Can you increase your pain tolerance? Science says yes – here’s how

Struggling with acute pain or the chronic type that one in five Australians live with? The good news is you can increase your pain tolerance. Here’s how.

From stubbing a toe to having a pounding headache, a toothache or back pain, we all feel physical pain occasionally – or sometimes regularly.
Research has shown how we experience pain can be different from someone else because of non-modifiable factors such as our age, ethnicity and even our natural hair colour.

But, it turns out, there may also be other things at play that affect our pain tolerance and pain threshold – things we can change or do differently to help us feel less discomfort.

University of South Australia research suggests pain is the brain’s protective output in response to threat, which can take many forms.

This threat may include what’s physically happening in our bodies, as well as our thoughts, emotions and even the context of a given situation – which means it is possible to reframe our perception of pain.

LISTEN: Chronic Pain Australia’s Fiona Hodson shines a light on pain management on The House of Wellness Radio show:

5 ways to increase your pain tolerance

Here’s what you can do to handle pain with more ease:

1. Start moving more

The results of a recent large study in Norway show people who are physically active have a higher tolerance for pain than sedentary people – and the higher the level of activity, the higher the level of pain tolerance.

As a result, the researchers say boosting physical activity might be a way to ease chronic pain, or even help protect against it.

2. Practise mindfulness

According to a study published in The American Journal of Psychiatry, pain-related brain activity changes for the better following mindfulness training.

Study participants who’d never practised mindfulness before learnt to respond to pain with less distress and more psychological flexibility after an eight-week mindfulness course.

“Our finding supports the idea that for new practitioners, mindfulness training directly affects how sensory signals from the body are converted into a brain response,” study lead author Joseph Wielgosz says.

The study also showed that the more you practise mindfulness, the stronger the effect.

“Just like an experienced athlete plays sport differently than a first-timer, experienced mindfulness practitioners seem to use their mental ‘muscles’ differently in response to pain than first-time meditators,” Joseph says.

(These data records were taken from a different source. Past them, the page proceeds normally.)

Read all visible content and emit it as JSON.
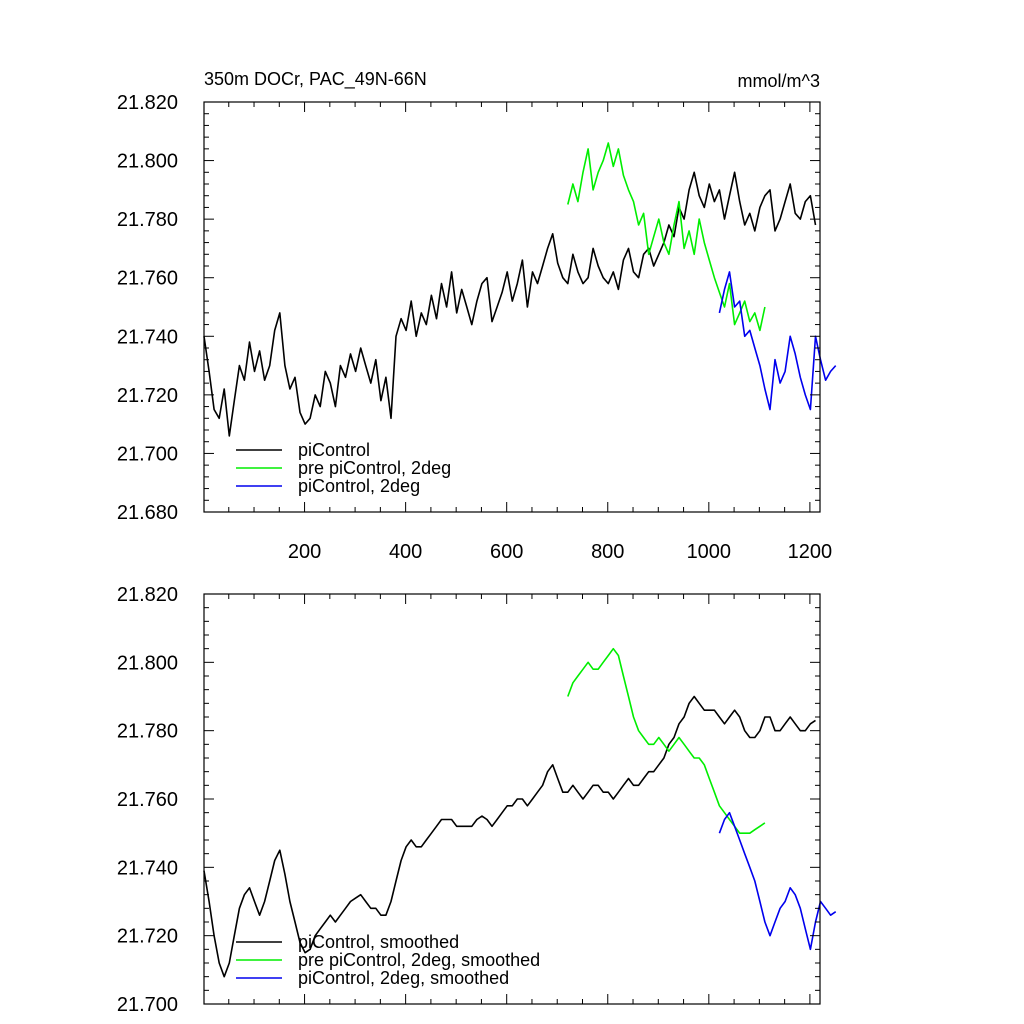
{
  "chart_data": [
    {
      "type": "line",
      "title": "350m DOCr, PAC_49N-66N",
      "units": "mmol/m^3",
      "xlim": [
        1,
        1220
      ],
      "ylim": [
        21.68,
        21.82
      ],
      "xticks": [
        200,
        400,
        600,
        800,
        1000,
        1200
      ],
      "xtick_labels": [
        "200",
        "400",
        "600",
        "800",
        "1000",
        "1200"
      ],
      "yticks": [
        21.68,
        21.7,
        21.72,
        21.74,
        21.76,
        21.78,
        21.8,
        21.82
      ],
      "ytick_labels": [
        "21.680",
        "21.700",
        "21.720",
        "21.740",
        "21.760",
        "21.780",
        "21.800",
        "21.820"
      ],
      "legend_position": "bottom-left",
      "series": [
        {
          "name": "piControl",
          "color": "#000000",
          "x_start": 1,
          "x_step": 10,
          "values": [
            21.74,
            21.728,
            21.715,
            21.712,
            21.722,
            21.706,
            21.718,
            21.73,
            21.725,
            21.738,
            21.728,
            21.735,
            21.725,
            21.73,
            21.742,
            21.748,
            21.73,
            21.722,
            21.726,
            21.714,
            21.71,
            21.712,
            21.72,
            21.716,
            21.728,
            21.724,
            21.716,
            21.73,
            21.726,
            21.734,
            21.728,
            21.736,
            21.73,
            21.724,
            21.732,
            21.718,
            21.726,
            21.712,
            21.74,
            21.746,
            21.742,
            21.752,
            21.74,
            21.748,
            21.744,
            21.754,
            21.746,
            21.758,
            21.75,
            21.762,
            21.748,
            21.756,
            21.75,
            21.744,
            21.752,
            21.758,
            21.76,
            21.745,
            21.75,
            21.755,
            21.762,
            21.752,
            21.758,
            21.766,
            21.75,
            21.762,
            21.758,
            21.764,
            21.77,
            21.775,
            21.765,
            21.76,
            21.758,
            21.768,
            21.762,
            21.758,
            21.76,
            21.77,
            21.764,
            21.76,
            21.758,
            21.762,
            21.756,
            21.766,
            21.77,
            21.762,
            21.76,
            21.768,
            21.77,
            21.764,
            21.768,
            21.772,
            21.778,
            21.774,
            21.784,
            21.78,
            21.79,
            21.796,
            21.788,
            21.784,
            21.792,
            21.786,
            21.79,
            21.78,
            21.788,
            21.796,
            21.786,
            21.778,
            21.782,
            21.776,
            21.784,
            21.788,
            21.79,
            21.776,
            21.78,
            21.786,
            21.792,
            21.782,
            21.78,
            21.786,
            21.788,
            21.778
          ]
        },
        {
          "name": "pre piControl, 2deg",
          "color": "#00ee00",
          "x_start": 721,
          "x_step": 10,
          "values": [
            21.785,
            21.792,
            21.786,
            21.796,
            21.804,
            21.79,
            21.796,
            21.8,
            21.806,
            21.798,
            21.804,
            21.795,
            21.79,
            21.786,
            21.778,
            21.782,
            21.768,
            21.774,
            21.78,
            21.772,
            21.768,
            21.778,
            21.786,
            21.77,
            21.776,
            21.768,
            21.78,
            21.772,
            21.766,
            21.76,
            21.755,
            21.75,
            21.758,
            21.744,
            21.748,
            21.752,
            21.745,
            21.748,
            21.742,
            21.75
          ]
        },
        {
          "name": "piControl, 2deg",
          "color": "#0000ee",
          "x_start": 1021,
          "x_step": 10,
          "values": [
            21.748,
            21.756,
            21.762,
            21.75,
            21.752,
            21.74,
            21.742,
            21.736,
            21.73,
            21.722,
            21.715,
            21.732,
            21.724,
            21.728,
            21.74,
            21.734,
            21.726,
            21.72,
            21.715,
            21.74,
            21.732,
            21.725,
            21.728,
            21.73
          ]
        }
      ],
      "legend": [
        {
          "label": "piControl",
          "color": "#000000"
        },
        {
          "label": "pre piControl, 2deg",
          "color": "#00ee00"
        },
        {
          "label": "piControl, 2deg",
          "color": "#0000ee"
        }
      ]
    },
    {
      "type": "line",
      "title": "",
      "xlim": [
        1,
        1220
      ],
      "ylim": [
        21.7,
        21.82
      ],
      "xticks": [
        200,
        400,
        600,
        800,
        1000,
        1200
      ],
      "xtick_labels": [],
      "yticks": [
        21.7,
        21.72,
        21.74,
        21.76,
        21.78,
        21.8,
        21.82
      ],
      "ytick_labels": [
        "21.700",
        "21.720",
        "21.740",
        "21.760",
        "21.780",
        "21.800",
        "21.820"
      ],
      "legend_position": "bottom-left",
      "series": [
        {
          "name": "piControl, smoothed",
          "color": "#000000",
          "x_start": 1,
          "x_step": 10,
          "values": [
            21.739,
            21.73,
            21.72,
            21.712,
            21.708,
            21.712,
            21.72,
            21.728,
            21.732,
            21.734,
            21.73,
            21.726,
            21.73,
            21.736,
            21.742,
            21.745,
            21.738,
            21.73,
            21.724,
            21.718,
            21.715,
            21.716,
            21.72,
            21.722,
            21.724,
            21.726,
            21.724,
            21.726,
            21.728,
            21.73,
            21.731,
            21.732,
            21.73,
            21.728,
            21.728,
            21.726,
            21.726,
            21.73,
            21.736,
            21.742,
            21.746,
            21.748,
            21.746,
            21.746,
            21.748,
            21.75,
            21.752,
            21.754,
            21.754,
            21.754,
            21.752,
            21.752,
            21.752,
            21.752,
            21.754,
            21.755,
            21.754,
            21.752,
            21.754,
            21.756,
            21.758,
            21.758,
            21.76,
            21.76,
            21.758,
            21.76,
            21.762,
            21.764,
            21.768,
            21.77,
            21.766,
            21.762,
            21.762,
            21.764,
            21.762,
            21.76,
            21.762,
            21.764,
            21.764,
            21.762,
            21.762,
            21.76,
            21.762,
            21.764,
            21.766,
            21.764,
            21.764,
            21.766,
            21.768,
            21.768,
            21.77,
            21.772,
            21.776,
            21.778,
            21.782,
            21.784,
            21.788,
            21.79,
            21.788,
            21.786,
            21.786,
            21.786,
            21.784,
            21.782,
            21.784,
            21.786,
            21.784,
            21.78,
            21.778,
            21.778,
            21.78,
            21.784,
            21.784,
            21.78,
            21.78,
            21.782,
            21.784,
            21.782,
            21.78,
            21.78,
            21.782,
            21.783
          ]
        },
        {
          "name": "pre piControl, 2deg, smoothed",
          "color": "#00ee00",
          "x_start": 721,
          "x_step": 10,
          "values": [
            21.79,
            21.794,
            21.796,
            21.798,
            21.8,
            21.798,
            21.798,
            21.8,
            21.802,
            21.804,
            21.802,
            21.796,
            21.79,
            21.784,
            21.78,
            21.778,
            21.776,
            21.776,
            21.778,
            21.776,
            21.774,
            21.776,
            21.778,
            21.776,
            21.774,
            21.772,
            21.772,
            21.77,
            21.766,
            21.762,
            21.758,
            21.756,
            21.754,
            21.752,
            21.75,
            21.75,
            21.75,
            21.751,
            21.752,
            21.753
          ]
        },
        {
          "name": "piControl, 2deg, smoothed",
          "color": "#0000ee",
          "x_start": 1021,
          "x_step": 10,
          "values": [
            21.75,
            21.754,
            21.756,
            21.752,
            21.748,
            21.744,
            21.74,
            21.736,
            21.73,
            21.724,
            21.72,
            21.724,
            21.728,
            21.73,
            21.734,
            21.732,
            21.728,
            21.722,
            21.716,
            21.724,
            21.73,
            21.728,
            21.726,
            21.727
          ]
        }
      ],
      "legend": [
        {
          "label": "piControl, smoothed",
          "color": "#000000"
        },
        {
          "label": "pre piControl, 2deg, smoothed",
          "color": "#00ee00"
        },
        {
          "label": "piControl, 2deg, smoothed",
          "color": "#0000ee"
        }
      ]
    }
  ]
}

3. Grow your social circle

Other research suggests people with more friends tolerate pain better.

It’s likely thanks to endorphins, potent pain-killing chemicals that both drive social connectedness and are released in response to it.

4. Listen to your favourite music

The next time you’re experiencing pain or anticipating a painful procedure, putting on your favourite tunes might bump up your pain threshold.

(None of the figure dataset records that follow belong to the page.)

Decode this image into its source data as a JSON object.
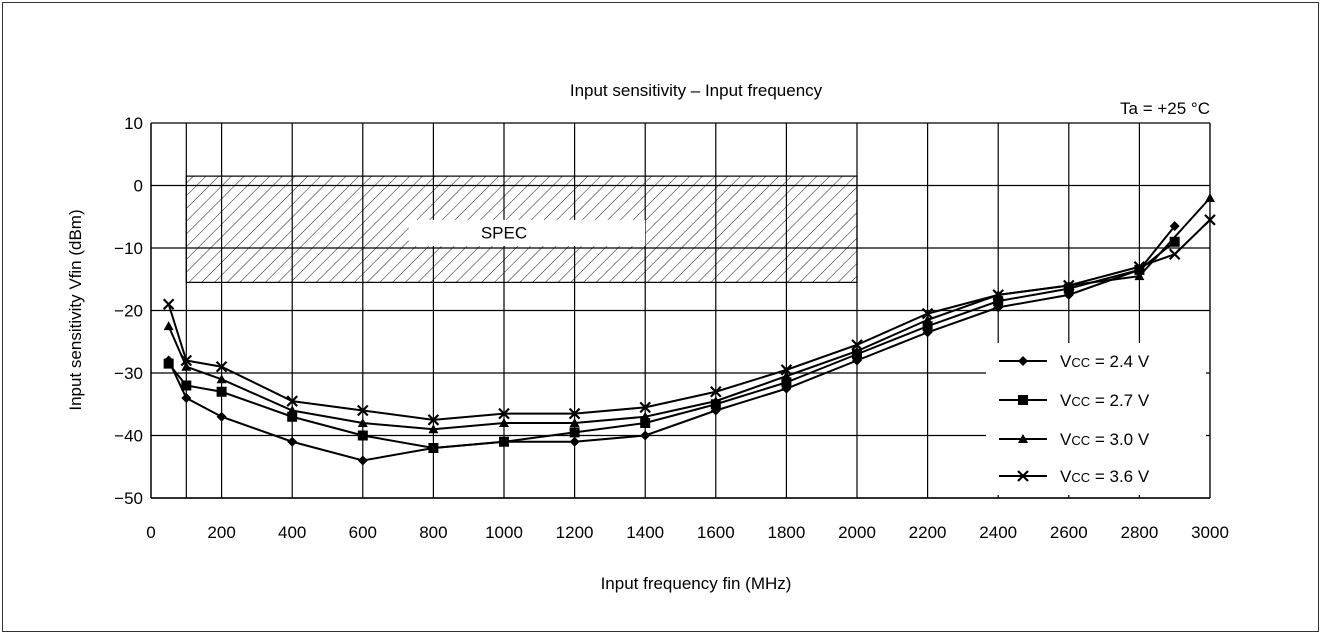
{
  "chart_data": {
    "type": "line",
    "title": "Input sensitivity – Input frequency",
    "condition": "Ta = +25 °C",
    "xlabel": "Input frequency fin (MHz)",
    "ylabel": "Input sensitivity Vfin (dBm)",
    "xlim": [
      0,
      3000
    ],
    "ylim": [
      -50,
      10
    ],
    "x_ticks": [
      "0",
      "200",
      "400",
      "600",
      "800",
      "1000",
      "1200",
      "1400",
      "1600",
      "1800",
      "2000",
      "2200",
      "2400",
      "2600",
      "2800",
      "3000"
    ],
    "y_ticks": [
      "10",
      "0",
      "−10",
      "−20",
      "−30",
      "−40",
      "−50"
    ],
    "x_tick_values": [
      0,
      200,
      400,
      600,
      800,
      1000,
      1200,
      1400,
      1600,
      1800,
      2000,
      2200,
      2400,
      2600,
      2800,
      3000
    ],
    "y_tick_values": [
      10,
      0,
      -10,
      -20,
      -30,
      -40,
      -50
    ],
    "x_grid_values": [
      100,
      200,
      400,
      600,
      800,
      1000,
      1200,
      1400,
      1600,
      1800,
      2000,
      2200,
      2400,
      2600,
      2800,
      3000
    ],
    "grid": true,
    "spec_region": {
      "label": "SPEC",
      "x": [
        100,
        2000
      ],
      "y": [
        -15.5,
        1.5
      ]
    },
    "legend_position": "bottom-right",
    "series": [
      {
        "name": "Vcc = 2.4 V",
        "name_main": "V",
        "name_sub": "CC",
        "name_rest": " = 2.4 V",
        "marker": "diamond",
        "x": [
          50,
          100,
          200,
          400,
          600,
          800,
          1000,
          1200,
          1400,
          1600,
          1800,
          2000,
          2200,
          2400,
          2600,
          2800,
          2900
        ],
        "y": [
          -28,
          -34,
          -37,
          -41,
          -44,
          -42,
          -41,
          -41,
          -40,
          -36,
          -32.5,
          -28,
          -23.5,
          -19.5,
          -17.5,
          -13.5,
          -6.5
        ]
      },
      {
        "name": "Vcc = 2.7 V",
        "name_main": "V",
        "name_sub": "CC",
        "name_rest": " = 2.7 V",
        "marker": "square",
        "x": [
          50,
          100,
          200,
          400,
          600,
          800,
          1000,
          1200,
          1400,
          1600,
          1800,
          2000,
          2200,
          2400,
          2600,
          2800,
          2900
        ],
        "y": [
          -28.5,
          -32,
          -33,
          -37,
          -40,
          -42,
          -41,
          -39.5,
          -38,
          -35,
          -31.5,
          -27,
          -22.5,
          -18.5,
          -16.5,
          -13.5,
          -9
        ]
      },
      {
        "name": "Vcc = 3.0 V",
        "name_main": "V",
        "name_sub": "CC",
        "name_rest": " = 3.0 V",
        "marker": "triangle",
        "x": [
          50,
          100,
          200,
          400,
          600,
          800,
          1000,
          1200,
          1400,
          1600,
          1800,
          2000,
          2200,
          2400,
          2600,
          2800,
          3000
        ],
        "y": [
          -22.5,
          -29,
          -31,
          -36,
          -38,
          -39,
          -38,
          -38,
          -37,
          -34.5,
          -30.5,
          -26.5,
          -21.5,
          -17.5,
          -16,
          -14.5,
          -2
        ]
      },
      {
        "name": "Vcc = 3.6 V",
        "name_main": "V",
        "name_sub": "CC",
        "name_rest": " = 3.6 V",
        "marker": "cross",
        "x": [
          50,
          100,
          200,
          400,
          600,
          800,
          1000,
          1200,
          1400,
          1600,
          1800,
          2000,
          2200,
          2400,
          2600,
          2800,
          2900,
          3000
        ],
        "y": [
          -19,
          -28,
          -29,
          -34.5,
          -36,
          -37.5,
          -36.5,
          -36.5,
          -35.5,
          -33,
          -29.5,
          -25.5,
          -20.5,
          -17.5,
          -16,
          -13,
          -11,
          -5.5
        ]
      }
    ]
  }
}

Interestingly, being subjected to music you don’t like when you’re in pain has the opposite effect.

5. Investigate cognitive functional therapy (CFT)

A clinical trial conducted by Curtin University and Macquarie University into the effectiveness of cognitive functional therapy (CFT) on long-term lower back pain has shown promising results.

Using intensive personalised sessions with specially trained physiotherapists to help participants develop a positive mindset, better understand their back pain and take charge of its management, CFT delivered lasting benefits.

“More than 80 per cent of the participants who received CFT reported … significant improvement in pain levels and being able to return to activities they had previously enjoyed,” Macquarie University trial lead Professor Mark Hancock says.

The CFT participants also still reported reduced pain and improved function 12 months later, Prof Hancock adds.